V51D-4811:
Hydrogen (H) Isotope Composition of Type II Kerogen Extracted by Pyrolysis-GC-MS-IRMS: Terrestrial Shale deposits as Martian Analogs

Friday, 19 December 2014
Richard Socki1, Denet Pernia2, Kadry K. Bissada2, Joseph Anthony Curiale3, Michael Evans4, Qi Fu2 and Paul B Niles4, (1)Jacobs Technology, NASA Johnson Space Center, Houston, TX, United States, (2)University of Houston, Houston, TX, United States, (3)Chevron Corporation Houston, Houston, TX, United States, (4)NASA Johnson SFC, Houston, TX, United States
Abstract:
Described here is a technique for H isotope analysis of organic compounds pyrolyzed from kerogens isolated from gas- and liquid-rich shales. Application of this technique will progress the understanding of the use of H isotopes not only in potential kerogen occurrences on Mars, but also in terrestrial oil and gas resource plays. H isotope extraction and analyses were carried out utilizing a CDS 5000 Pyroprobe connected to a Thermo Trace GC interfaced with a Thermo MAT 253 IRMS. Also, a split of GC-separated products was sent to a DSQ II quadrupole MS to make qualitative and semi-quantitative compositional measurements of these products.

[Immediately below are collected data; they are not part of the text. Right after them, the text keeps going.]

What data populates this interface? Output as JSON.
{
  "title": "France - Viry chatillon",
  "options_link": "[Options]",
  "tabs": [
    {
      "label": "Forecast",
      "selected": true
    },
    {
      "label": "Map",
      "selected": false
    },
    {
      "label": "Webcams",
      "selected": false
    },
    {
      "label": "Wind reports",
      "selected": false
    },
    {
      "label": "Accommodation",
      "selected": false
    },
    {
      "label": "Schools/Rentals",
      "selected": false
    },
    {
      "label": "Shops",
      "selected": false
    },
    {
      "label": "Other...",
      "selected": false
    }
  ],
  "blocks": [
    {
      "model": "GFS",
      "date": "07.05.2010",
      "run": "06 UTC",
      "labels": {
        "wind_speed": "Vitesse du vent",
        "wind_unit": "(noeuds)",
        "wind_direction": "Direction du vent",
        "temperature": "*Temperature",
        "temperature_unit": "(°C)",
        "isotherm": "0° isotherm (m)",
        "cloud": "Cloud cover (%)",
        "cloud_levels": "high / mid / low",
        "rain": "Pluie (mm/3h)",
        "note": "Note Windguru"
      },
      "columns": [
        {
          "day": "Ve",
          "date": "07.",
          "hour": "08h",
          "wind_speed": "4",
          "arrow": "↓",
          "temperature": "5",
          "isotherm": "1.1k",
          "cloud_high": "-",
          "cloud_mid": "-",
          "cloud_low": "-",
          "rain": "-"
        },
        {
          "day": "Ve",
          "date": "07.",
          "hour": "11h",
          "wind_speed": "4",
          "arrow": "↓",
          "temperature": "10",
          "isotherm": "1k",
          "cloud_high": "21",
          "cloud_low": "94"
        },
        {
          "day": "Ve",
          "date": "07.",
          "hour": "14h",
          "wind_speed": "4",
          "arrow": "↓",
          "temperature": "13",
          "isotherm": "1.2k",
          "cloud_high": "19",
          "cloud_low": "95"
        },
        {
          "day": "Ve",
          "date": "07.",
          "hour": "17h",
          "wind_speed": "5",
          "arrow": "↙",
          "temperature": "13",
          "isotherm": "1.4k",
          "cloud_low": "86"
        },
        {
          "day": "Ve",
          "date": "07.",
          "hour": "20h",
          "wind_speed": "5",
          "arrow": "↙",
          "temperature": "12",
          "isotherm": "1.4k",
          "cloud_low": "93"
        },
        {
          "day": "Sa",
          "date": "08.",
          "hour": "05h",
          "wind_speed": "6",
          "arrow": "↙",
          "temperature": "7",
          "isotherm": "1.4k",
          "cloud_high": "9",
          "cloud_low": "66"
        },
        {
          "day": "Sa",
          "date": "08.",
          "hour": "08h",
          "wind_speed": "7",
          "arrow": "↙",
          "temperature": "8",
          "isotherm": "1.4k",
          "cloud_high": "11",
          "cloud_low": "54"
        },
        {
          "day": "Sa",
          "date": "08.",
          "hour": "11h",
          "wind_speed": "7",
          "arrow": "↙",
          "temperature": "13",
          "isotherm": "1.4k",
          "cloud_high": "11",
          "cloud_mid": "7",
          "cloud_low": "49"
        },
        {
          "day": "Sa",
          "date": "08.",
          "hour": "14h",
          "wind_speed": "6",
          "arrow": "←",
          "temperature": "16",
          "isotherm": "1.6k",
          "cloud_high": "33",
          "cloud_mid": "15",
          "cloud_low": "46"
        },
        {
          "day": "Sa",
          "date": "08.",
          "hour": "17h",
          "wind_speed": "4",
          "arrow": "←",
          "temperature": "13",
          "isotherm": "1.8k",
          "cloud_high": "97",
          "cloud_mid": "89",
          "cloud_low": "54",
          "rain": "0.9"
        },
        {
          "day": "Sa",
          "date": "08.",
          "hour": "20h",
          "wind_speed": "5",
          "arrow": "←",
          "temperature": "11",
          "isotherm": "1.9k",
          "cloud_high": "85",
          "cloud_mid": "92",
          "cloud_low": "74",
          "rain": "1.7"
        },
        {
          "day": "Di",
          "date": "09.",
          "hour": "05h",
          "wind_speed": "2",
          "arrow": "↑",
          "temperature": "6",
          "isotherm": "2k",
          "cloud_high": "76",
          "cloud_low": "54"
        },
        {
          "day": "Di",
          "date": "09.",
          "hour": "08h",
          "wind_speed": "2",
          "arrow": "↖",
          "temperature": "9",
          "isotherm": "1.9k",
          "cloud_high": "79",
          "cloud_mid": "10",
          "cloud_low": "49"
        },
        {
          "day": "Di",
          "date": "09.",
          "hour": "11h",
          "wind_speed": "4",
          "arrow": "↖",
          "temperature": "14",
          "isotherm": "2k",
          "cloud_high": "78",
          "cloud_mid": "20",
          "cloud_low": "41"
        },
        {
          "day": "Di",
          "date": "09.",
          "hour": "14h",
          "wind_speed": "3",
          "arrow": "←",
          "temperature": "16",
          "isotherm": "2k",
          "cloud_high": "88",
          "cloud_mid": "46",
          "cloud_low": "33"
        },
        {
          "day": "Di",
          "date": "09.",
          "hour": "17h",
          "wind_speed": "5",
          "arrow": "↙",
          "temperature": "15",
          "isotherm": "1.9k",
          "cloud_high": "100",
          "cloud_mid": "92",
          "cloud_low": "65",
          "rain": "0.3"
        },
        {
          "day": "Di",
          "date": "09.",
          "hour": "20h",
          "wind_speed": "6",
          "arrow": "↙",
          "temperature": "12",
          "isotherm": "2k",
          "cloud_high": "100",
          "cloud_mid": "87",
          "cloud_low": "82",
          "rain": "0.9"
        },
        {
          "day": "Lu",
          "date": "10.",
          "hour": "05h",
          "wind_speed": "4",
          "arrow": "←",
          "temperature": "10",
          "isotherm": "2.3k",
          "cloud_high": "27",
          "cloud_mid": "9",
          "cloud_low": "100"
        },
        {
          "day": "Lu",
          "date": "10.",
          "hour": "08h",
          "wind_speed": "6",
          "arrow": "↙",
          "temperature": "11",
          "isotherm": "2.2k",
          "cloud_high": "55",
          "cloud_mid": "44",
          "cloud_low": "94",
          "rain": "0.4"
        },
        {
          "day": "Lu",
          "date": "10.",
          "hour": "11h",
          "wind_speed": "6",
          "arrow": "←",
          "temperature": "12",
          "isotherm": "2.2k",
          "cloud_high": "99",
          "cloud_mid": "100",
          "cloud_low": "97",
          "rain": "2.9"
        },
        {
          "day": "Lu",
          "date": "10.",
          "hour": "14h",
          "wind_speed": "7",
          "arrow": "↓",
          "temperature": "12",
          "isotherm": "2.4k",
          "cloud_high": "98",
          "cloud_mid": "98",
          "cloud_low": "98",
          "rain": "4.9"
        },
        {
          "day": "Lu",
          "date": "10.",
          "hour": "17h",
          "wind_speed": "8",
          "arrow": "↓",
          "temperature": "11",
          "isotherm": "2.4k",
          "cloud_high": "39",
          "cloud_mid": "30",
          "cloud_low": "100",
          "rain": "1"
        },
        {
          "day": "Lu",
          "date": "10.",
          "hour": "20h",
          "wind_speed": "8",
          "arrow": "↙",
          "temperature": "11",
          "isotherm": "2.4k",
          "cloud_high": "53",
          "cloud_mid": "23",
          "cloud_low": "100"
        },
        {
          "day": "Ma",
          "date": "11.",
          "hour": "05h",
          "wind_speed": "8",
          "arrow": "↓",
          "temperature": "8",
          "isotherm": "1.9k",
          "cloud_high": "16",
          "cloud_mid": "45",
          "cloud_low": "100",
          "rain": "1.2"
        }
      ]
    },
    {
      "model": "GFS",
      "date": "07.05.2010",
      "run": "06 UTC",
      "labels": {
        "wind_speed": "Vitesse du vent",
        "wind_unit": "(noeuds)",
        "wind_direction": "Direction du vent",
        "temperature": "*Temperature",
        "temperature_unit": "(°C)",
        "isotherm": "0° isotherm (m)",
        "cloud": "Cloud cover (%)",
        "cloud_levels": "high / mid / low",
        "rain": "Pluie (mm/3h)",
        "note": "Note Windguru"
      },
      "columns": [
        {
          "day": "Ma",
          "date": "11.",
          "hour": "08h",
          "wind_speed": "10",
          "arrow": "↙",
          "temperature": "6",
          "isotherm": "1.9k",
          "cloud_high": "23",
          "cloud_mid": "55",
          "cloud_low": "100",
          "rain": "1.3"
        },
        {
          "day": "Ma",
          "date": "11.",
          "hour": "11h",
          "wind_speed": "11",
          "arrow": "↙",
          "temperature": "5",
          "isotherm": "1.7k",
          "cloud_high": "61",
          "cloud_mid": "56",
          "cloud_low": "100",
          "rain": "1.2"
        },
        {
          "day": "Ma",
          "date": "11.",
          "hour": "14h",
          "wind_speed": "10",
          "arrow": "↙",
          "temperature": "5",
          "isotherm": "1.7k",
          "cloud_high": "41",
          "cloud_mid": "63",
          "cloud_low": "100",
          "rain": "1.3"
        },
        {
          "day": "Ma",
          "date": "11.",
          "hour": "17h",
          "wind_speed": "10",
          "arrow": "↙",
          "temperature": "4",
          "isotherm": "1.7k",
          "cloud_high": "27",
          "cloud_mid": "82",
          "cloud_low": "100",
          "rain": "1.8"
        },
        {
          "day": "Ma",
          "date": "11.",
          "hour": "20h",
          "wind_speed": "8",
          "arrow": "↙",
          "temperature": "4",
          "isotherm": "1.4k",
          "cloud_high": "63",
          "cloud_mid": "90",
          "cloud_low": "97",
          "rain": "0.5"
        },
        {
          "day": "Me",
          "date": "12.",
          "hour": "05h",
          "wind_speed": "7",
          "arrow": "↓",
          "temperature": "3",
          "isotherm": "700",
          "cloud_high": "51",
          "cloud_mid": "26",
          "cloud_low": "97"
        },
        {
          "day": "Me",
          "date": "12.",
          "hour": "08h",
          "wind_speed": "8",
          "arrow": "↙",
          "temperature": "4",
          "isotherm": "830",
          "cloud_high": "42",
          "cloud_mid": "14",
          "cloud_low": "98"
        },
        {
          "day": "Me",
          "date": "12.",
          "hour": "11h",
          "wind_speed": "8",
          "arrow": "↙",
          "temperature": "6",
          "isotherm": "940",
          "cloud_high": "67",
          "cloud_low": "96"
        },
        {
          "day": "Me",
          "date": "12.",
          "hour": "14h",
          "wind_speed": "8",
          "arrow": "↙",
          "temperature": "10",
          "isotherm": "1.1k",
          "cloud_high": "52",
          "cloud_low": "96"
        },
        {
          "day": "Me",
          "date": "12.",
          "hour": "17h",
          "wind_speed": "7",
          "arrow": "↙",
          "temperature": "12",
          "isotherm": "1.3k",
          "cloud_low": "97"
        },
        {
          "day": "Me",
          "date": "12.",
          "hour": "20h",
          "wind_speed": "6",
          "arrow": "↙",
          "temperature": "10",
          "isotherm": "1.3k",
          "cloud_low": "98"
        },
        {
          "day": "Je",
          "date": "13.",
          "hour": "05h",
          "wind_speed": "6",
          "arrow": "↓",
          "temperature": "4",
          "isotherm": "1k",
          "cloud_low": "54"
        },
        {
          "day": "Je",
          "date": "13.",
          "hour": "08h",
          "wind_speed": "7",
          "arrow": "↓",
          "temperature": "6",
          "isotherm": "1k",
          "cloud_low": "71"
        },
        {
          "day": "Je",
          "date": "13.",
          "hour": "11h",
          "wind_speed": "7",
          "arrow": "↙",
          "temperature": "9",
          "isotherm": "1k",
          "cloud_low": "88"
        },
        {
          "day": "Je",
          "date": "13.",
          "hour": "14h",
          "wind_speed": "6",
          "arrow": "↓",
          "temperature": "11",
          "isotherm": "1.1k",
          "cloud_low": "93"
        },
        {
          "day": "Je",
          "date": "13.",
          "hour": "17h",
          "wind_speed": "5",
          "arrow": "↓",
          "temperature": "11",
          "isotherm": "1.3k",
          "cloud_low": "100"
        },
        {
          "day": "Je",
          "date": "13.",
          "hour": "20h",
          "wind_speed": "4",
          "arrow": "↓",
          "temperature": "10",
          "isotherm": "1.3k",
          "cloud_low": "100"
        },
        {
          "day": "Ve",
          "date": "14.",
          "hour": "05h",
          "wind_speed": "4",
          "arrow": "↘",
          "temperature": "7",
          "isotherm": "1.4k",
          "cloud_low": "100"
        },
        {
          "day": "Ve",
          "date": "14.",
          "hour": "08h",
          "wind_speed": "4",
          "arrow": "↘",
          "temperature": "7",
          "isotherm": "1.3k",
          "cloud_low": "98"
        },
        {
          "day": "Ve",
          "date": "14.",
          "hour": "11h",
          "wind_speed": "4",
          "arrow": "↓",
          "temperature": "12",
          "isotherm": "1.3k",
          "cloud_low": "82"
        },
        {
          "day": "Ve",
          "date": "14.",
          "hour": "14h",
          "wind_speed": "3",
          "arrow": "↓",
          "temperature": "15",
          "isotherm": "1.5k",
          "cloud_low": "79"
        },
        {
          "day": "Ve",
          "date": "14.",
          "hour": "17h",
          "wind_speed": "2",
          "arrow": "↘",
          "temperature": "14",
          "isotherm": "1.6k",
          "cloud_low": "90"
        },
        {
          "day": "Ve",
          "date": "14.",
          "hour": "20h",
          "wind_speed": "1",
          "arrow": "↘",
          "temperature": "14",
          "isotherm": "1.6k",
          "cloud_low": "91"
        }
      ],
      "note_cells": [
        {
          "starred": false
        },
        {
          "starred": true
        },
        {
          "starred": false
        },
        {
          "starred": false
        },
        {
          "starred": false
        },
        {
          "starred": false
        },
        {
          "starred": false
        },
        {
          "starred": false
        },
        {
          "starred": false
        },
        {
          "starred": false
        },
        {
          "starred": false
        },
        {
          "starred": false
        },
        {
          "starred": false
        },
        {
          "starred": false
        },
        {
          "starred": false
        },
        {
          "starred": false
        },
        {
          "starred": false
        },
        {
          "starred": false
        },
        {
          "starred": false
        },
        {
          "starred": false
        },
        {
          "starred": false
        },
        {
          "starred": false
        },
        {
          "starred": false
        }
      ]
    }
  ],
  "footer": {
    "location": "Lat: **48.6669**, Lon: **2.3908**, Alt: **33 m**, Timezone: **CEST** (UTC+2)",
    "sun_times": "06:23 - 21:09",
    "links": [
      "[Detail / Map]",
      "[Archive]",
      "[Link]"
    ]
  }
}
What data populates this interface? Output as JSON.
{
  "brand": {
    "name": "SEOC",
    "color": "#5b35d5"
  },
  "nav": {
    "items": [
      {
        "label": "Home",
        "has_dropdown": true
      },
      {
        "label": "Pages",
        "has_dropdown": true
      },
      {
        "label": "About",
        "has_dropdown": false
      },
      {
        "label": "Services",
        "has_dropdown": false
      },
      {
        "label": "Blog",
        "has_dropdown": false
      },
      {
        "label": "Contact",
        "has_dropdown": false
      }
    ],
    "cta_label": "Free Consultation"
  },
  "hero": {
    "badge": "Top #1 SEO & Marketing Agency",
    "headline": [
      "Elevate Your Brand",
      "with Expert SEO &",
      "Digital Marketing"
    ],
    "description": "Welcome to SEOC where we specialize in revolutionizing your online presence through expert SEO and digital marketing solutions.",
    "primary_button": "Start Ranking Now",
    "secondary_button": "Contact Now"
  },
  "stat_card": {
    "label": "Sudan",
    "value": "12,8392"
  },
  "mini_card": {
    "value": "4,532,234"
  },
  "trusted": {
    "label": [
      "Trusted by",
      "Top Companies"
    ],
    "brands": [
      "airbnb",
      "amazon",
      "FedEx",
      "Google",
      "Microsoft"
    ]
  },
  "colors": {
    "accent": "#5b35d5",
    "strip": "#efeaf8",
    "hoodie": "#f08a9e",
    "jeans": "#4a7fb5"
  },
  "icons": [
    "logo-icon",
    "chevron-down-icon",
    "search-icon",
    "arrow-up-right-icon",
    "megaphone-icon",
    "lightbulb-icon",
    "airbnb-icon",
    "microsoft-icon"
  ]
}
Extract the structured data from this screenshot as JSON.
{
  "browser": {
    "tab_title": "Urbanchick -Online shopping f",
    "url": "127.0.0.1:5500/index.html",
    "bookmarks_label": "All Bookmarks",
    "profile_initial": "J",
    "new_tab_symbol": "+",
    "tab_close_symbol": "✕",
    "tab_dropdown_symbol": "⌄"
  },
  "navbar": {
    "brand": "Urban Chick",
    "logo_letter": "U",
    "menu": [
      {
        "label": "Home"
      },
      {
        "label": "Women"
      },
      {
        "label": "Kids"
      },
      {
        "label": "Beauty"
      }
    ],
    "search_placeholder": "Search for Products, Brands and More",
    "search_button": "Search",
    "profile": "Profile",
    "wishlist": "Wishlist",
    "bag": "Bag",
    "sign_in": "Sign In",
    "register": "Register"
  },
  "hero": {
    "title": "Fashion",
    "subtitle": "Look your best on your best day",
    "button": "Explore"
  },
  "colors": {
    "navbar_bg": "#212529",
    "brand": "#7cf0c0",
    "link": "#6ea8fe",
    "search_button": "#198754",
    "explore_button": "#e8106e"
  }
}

Kerogen samples from five different basins (type II, II-S) were dehydrated (heated to 80°C overnight under vacuum) and analyzed for their H isotope compositions by Pyrolysis-GC-MS-TC-IRMS. This technique takes pyrolysis products separated via GC and reacts them in a high temperature conversion furnace, quantitatively forming H2. Samples ranging from ~0.5 to 1.0mg in size, were pyrolyzed at 800°C for 30s. and separated on a Poraplot Q GC column.

H isotope data from all kerogen samples typically show enrichment in D from low to high molecular weight. H2O average δD = -215.2‰ (V-SMOW), ranging from -271.8‰ for the Marcellus Shale to -51.9‰ for a Polish shale. Higher molecular weight compounds like toluene (C7H8) have an average δD of -89.7‰, ranging from -156.0‰ for the Barnett Shale to -50.0‰ for the Monterey Shale. We interpret these data as representative of potential H isotope exchange between hydrocarbons and sediment pore water during basin formation. Since hydrocarbon H isotopes readily exchange with water, these data may provide some useful information on gas-water or oil-water interaction in resource plays, and further as a possible indicator of paleo-environmental conditions. Alternatively, our data may be an indication of H isotope exchange with water and/or acid during the kerogen isolation process. Either of these interpretations will prove useful when deciphering H isotope data derived from kerogen analyses. Understanding the role that these H-bearing compounds play in terrestrial shale paleo-environmental reconstruction may also prove useful as analogs for understanding the interactions of water and potential kerogen/organic compounds on the planet Mars.